Una mano guantata e inanellata, in gesto benedicente, esce da una fluente manica bordata di pizzo. La reliquia, costituita da un frammento osseo di un braccio del Santo, è visibile attraverso le sottili fessure di un’apertura situata all’altezza del polso.
La devozione alle reliquie dei Corpi Santi, fenomeno tipicamente medievale, ha ispirato la foggia del reliquiario. Esso appartiene alla tipologia dei ricettacoli antropomorfi o “parlanti”, il cui aspetto esteriore allude alla realtà concreta del contenuto.
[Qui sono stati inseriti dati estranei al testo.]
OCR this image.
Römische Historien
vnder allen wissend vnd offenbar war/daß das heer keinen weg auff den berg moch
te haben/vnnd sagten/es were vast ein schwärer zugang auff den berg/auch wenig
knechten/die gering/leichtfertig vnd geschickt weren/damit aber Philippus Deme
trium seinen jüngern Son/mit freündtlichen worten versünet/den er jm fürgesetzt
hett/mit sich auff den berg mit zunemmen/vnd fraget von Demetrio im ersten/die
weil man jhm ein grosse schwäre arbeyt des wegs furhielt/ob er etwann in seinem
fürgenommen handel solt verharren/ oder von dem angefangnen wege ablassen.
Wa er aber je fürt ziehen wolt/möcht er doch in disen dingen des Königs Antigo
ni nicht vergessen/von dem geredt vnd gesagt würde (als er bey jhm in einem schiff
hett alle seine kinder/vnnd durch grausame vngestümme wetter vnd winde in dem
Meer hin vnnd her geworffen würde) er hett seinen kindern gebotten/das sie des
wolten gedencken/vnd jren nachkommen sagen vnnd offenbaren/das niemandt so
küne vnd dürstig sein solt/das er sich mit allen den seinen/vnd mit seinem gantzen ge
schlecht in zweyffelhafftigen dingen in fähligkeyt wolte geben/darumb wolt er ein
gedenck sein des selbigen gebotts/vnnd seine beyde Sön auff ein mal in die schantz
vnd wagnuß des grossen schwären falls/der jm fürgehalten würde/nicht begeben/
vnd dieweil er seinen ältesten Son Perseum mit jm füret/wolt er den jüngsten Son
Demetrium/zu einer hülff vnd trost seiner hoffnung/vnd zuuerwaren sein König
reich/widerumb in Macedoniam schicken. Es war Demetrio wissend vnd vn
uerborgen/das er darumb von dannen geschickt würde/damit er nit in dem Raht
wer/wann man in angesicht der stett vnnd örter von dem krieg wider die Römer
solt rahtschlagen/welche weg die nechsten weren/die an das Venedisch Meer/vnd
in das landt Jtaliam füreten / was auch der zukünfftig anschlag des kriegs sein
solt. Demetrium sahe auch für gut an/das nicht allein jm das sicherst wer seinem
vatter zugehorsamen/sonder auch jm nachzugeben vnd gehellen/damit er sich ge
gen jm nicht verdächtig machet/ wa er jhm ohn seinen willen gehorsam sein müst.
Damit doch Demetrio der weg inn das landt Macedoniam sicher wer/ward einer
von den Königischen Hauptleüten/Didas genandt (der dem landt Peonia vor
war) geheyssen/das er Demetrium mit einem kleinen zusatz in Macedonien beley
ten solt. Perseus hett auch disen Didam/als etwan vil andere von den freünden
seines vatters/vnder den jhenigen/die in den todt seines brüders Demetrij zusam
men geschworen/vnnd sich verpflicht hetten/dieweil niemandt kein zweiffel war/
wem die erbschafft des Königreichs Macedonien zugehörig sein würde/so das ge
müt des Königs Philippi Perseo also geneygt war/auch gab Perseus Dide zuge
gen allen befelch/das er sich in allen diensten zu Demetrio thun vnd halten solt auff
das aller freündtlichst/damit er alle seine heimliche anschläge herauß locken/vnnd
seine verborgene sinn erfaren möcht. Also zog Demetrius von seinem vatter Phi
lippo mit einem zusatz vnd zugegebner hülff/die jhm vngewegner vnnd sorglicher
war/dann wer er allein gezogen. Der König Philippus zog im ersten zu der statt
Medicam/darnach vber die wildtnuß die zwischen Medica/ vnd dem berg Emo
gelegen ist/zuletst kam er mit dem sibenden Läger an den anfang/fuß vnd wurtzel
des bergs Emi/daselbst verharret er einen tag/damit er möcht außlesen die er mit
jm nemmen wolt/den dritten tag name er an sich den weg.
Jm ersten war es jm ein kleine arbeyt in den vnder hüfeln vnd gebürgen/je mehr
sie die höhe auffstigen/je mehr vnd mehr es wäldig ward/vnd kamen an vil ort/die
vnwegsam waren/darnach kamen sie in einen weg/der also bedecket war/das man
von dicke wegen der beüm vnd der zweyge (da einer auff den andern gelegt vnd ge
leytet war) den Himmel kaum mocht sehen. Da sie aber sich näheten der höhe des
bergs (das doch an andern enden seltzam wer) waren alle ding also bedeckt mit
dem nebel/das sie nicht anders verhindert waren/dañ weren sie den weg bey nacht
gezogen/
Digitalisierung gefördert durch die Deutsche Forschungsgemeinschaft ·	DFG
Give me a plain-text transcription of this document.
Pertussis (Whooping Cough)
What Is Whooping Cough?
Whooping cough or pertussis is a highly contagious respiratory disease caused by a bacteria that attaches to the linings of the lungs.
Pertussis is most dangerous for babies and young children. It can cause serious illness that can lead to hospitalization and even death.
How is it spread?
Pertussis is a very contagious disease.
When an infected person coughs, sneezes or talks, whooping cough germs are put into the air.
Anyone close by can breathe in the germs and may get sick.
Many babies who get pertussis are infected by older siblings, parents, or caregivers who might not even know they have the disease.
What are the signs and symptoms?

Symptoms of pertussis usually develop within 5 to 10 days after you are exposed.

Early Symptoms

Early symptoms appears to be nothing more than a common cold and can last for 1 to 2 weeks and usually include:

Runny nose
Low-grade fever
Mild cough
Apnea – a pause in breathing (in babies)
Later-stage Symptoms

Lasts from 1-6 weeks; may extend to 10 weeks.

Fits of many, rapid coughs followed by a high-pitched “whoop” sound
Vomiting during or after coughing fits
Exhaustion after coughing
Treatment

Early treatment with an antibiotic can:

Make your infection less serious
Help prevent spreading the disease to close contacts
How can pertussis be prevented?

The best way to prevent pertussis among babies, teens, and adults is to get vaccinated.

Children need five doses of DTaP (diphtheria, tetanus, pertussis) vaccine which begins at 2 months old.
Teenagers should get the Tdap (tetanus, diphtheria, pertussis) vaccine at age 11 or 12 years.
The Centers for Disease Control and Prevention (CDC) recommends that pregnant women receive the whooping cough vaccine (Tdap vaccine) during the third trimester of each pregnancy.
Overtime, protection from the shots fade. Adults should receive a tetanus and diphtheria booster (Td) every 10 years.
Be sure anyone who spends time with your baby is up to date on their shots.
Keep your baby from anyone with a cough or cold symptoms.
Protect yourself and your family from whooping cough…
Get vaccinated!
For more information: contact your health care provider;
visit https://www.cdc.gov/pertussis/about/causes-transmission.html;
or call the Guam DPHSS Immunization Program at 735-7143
Santi e martiri erano considerati “portatori di Cristo e intercessori presso Dio” (Tertulliano): i loro resti, ritenuti dispensatori di grazie, erano oggetto di fervido culto e i metalli in cui ne erano costruiti i contenitori dovevano possedere caratteristiche di preziosità, purezza e splendore.
Il manufatto, eseguito nel 1540 “a la liga del testone di Milano” [875/1000], è opera di Altobello De Cambi, di celebre famiglia orafa cremonese. Committente fu la Confraternita della Concezione di Maria Vergine; all’epoca era parroco Francesco Pallavicino.
Ancora oggi il 3 febbraio, memoria del Santo, al termine della Messa si usa baciare la reliquia. San Biagio invocato come protettore dai mali della gola, per il risanamento di un bambino che rischiava di morire soffocato a causa di una spina di pesce conficcata nella gola.